I do have some friends and family with whom I can talk like that, but they live far away.
With him, I could talk this way every day, for hours, on all sorts of different subjects, especially Goth music, Orthodoxy and religious backgrounds! Even with some of my best, longtime friends, I struggle to talk like this.
It was fun having him here. We got along great.
His mother, unlike her mother, is a great person, from what I hear. She also had a huge house with lots of room. The family could have been fine living with her.
The original plan was for Tracy and the kids to stay out in their original state with Richard’s mother, until a new apartment was secured and all their things were moved in.
But then one day, Richard just sprung on us a change: Tracy bought plane tickets that were on discount for a limited time. She and the three children were coming to stay in my house!
This was never part of the agreement, because we lived in an 1100-square-foot house, had no spare bedroom or beds, and already Richard slept on the couch!
Instead, they all got stuck in this little place. I felt forced into this, like I had no say in the matter. I had no idea how long they would stay.

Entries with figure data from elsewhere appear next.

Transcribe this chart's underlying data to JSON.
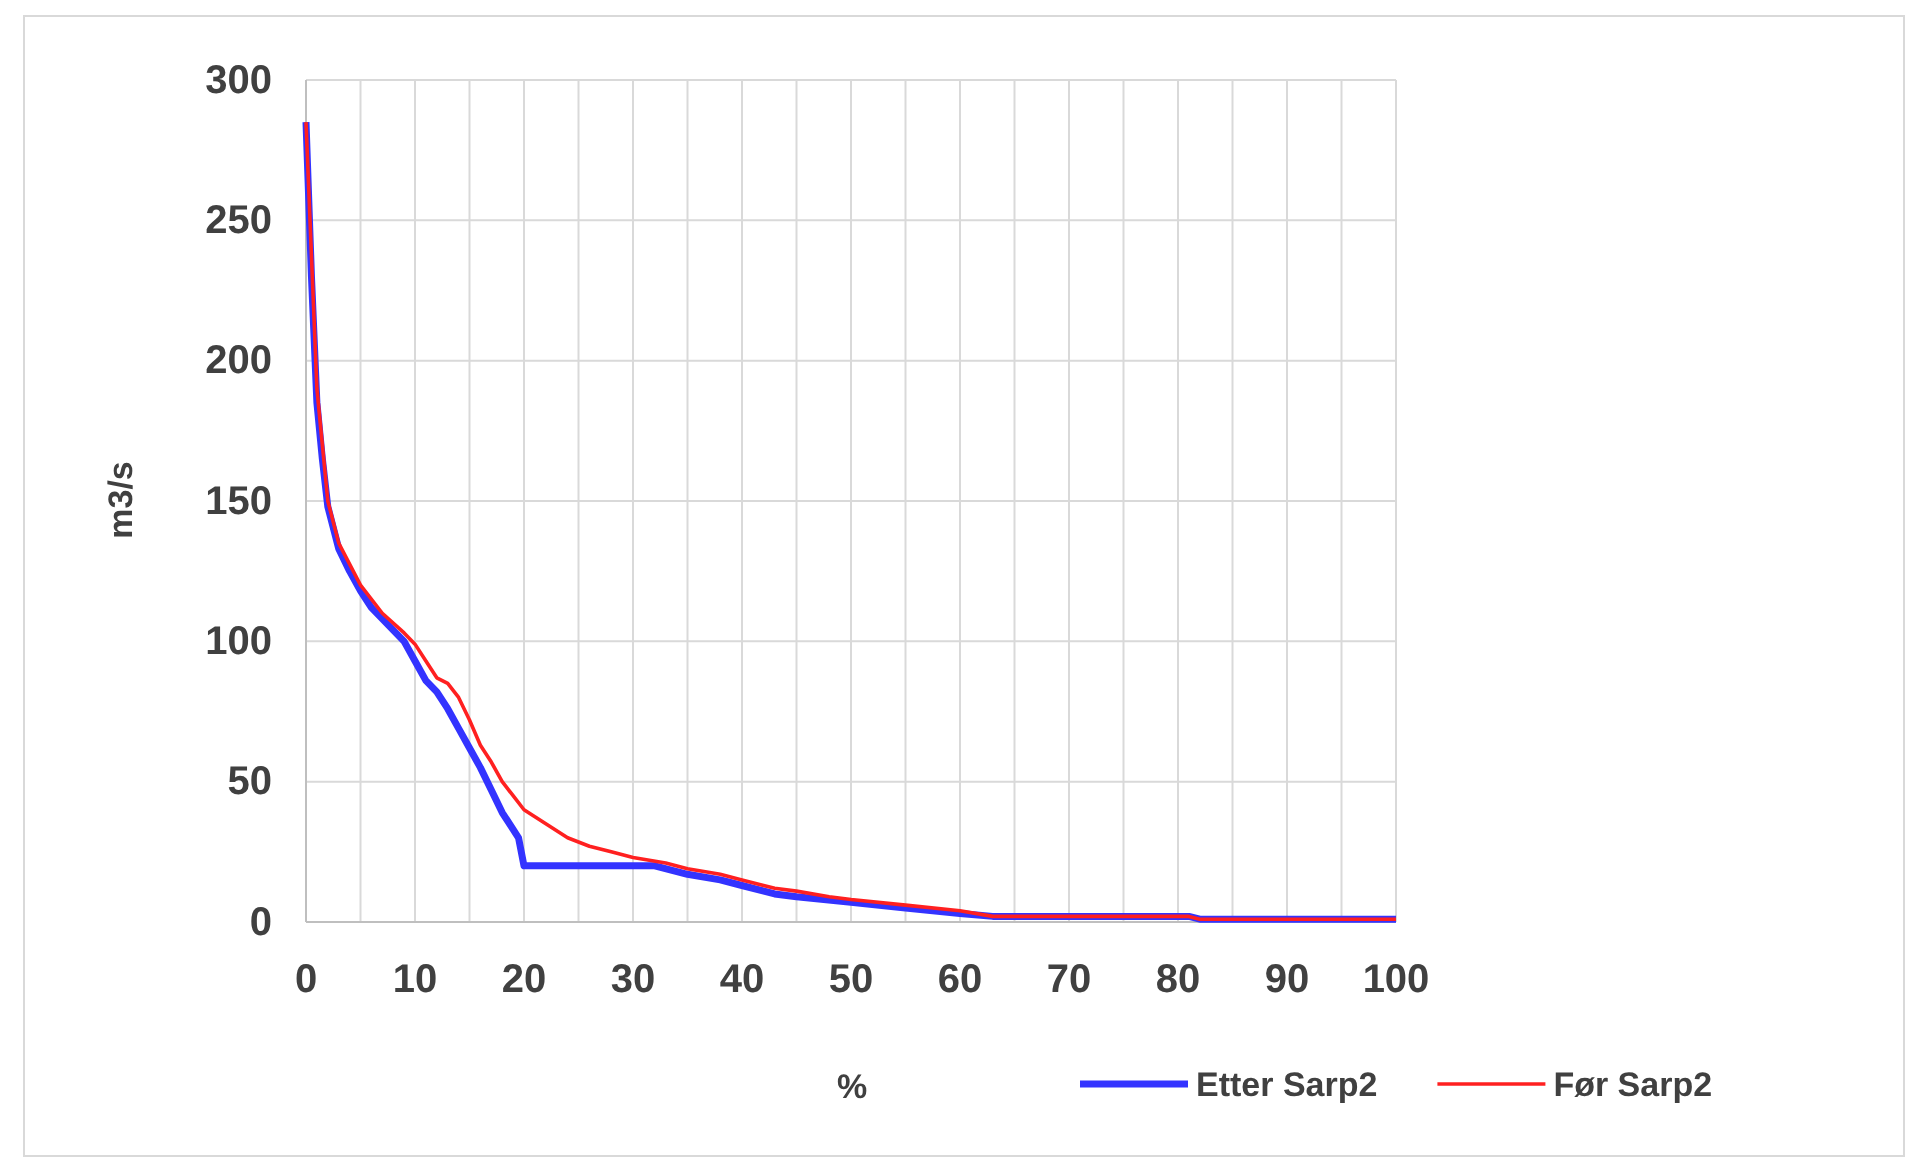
{
  "chart_data": {
    "type": "line",
    "xlabel": "%",
    "ylabel": "m3/s",
    "xlim": [
      0,
      100
    ],
    "ylim": [
      0,
      300
    ],
    "xticks": [
      0,
      10,
      20,
      30,
      40,
      50,
      60,
      70,
      80,
      90,
      100
    ],
    "yticks": [
      0,
      50,
      100,
      150,
      200,
      250,
      300
    ],
    "grid": true,
    "legend": "bottom right",
    "series": [
      {
        "name": "Etter Sarp2",
        "color": "#3333ff",
        "x": [
          0,
          0.5,
          1,
          1.5,
          2,
          3,
          4,
          5,
          6,
          7,
          8,
          9,
          10,
          11,
          12,
          13,
          14,
          15,
          16,
          17,
          18,
          19,
          19.5,
          20,
          25,
          30,
          32,
          35,
          38,
          40,
          43,
          45,
          50,
          55,
          60,
          63,
          70,
          81,
          82,
          100
        ],
        "values": [
          285,
          230,
          185,
          165,
          148,
          133,
          125,
          118,
          112,
          108,
          104,
          100,
          93,
          86,
          82,
          76,
          69,
          62,
          55,
          47,
          39,
          33,
          30,
          20,
          20,
          20,
          20,
          17,
          15,
          13,
          10,
          9,
          7,
          5,
          3,
          2,
          2,
          2,
          1,
          1
        ]
      },
      {
        "name": "Før Sarp2",
        "color": "#ff2020",
        "x": [
          0,
          1,
          2,
          3,
          5,
          7,
          9,
          10,
          11,
          12,
          13,
          14,
          15,
          16,
          17,
          18,
          19,
          20,
          22,
          24,
          26,
          28,
          30,
          33,
          35,
          38,
          40,
          43,
          45,
          48,
          50,
          55,
          60,
          63,
          70,
          81,
          82,
          100
        ],
        "values": [
          285,
          190,
          150,
          135,
          120,
          110,
          103,
          99,
          93,
          87,
          85,
          80,
          72,
          63,
          57,
          50,
          45,
          40,
          35,
          30,
          27,
          25,
          23,
          21,
          19,
          17,
          15,
          12,
          11,
          9,
          8,
          6,
          4,
          2,
          2,
          2,
          1,
          1
        ]
      }
    ]
  }
}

I wondered why she didn’t stay with his family until he saved up enough money for a security deposit on an apartment, instead of coming up here where there was no place for them to live.
It also caused them some issues that never would’ve been a problem if she had waited.
I said it would be too crowded, too noisy, and I’d have nowhere to go to get peace. It was going to disturb the peace and quiet, our settled routines and ways of doing things.
We did not have the room or resources; Richard already taxed our pocket book.
I told Jeff she screamed at the kids, and I didn’t want this in my house, or the arguing. My loyalty and protectiveness for friends emerged.
But Jeff saw it as an adventure, Tracy was determined because of fare rate increases, and Richard was anxious to see his girls again.
So did anybody listen to me? Noooo….Even though it was my house and not theirs, I felt I had no say in the matter, especially since Jeff didn’t seem to mind.
Richard wanted his family to discover the serenity of my house. He didn’t think things through, obviously: How can you bring another adult and three little children into this tiny house and still have serenity?
I didn’t even know these people! I had been friends with Richard for two years already (online and on the phone) when he came to stay with us, but I had never met the rest of the family except online.
Nobody knew how we would get along. We had no place for all these people to sleep, no privacy at all.
But nobody listened. Richard and Tracy just went ahead and did what they wanted to, and Jeff was easygoing and didn’t see the problem, so I was overruled. Which was odd, since Jeff felt crowded with just Richard staying there.
So I grabbed some apartment listings and tossed them to Richard, asking him to please find something ASAP.
Around January 1, Jeff said I was very perceptive and brilliant, and he should have listened. (Now, in 2012, he tells me that he thought I had approved it! So if I didn’t, and he didn’t, then who did?)
“Surprise, we’ve decided to bring the family and stay with you for the weekend.” Anyone anywhere on the -vert spectrum could find such a declaration objectionable, but it’s more likely to bring an introvert to a boil, according to Nancy Ancowitz.
Introverts count on their downtime to rejuvenate their resources; an extended presence in their homes robs them of that respite. —Laurie Helgoe, PhD, “Revenge of the Introvert”
Tracy and the kids flew in on December 4, Richard went to fetch them to a hotel, and they arrived here the following day.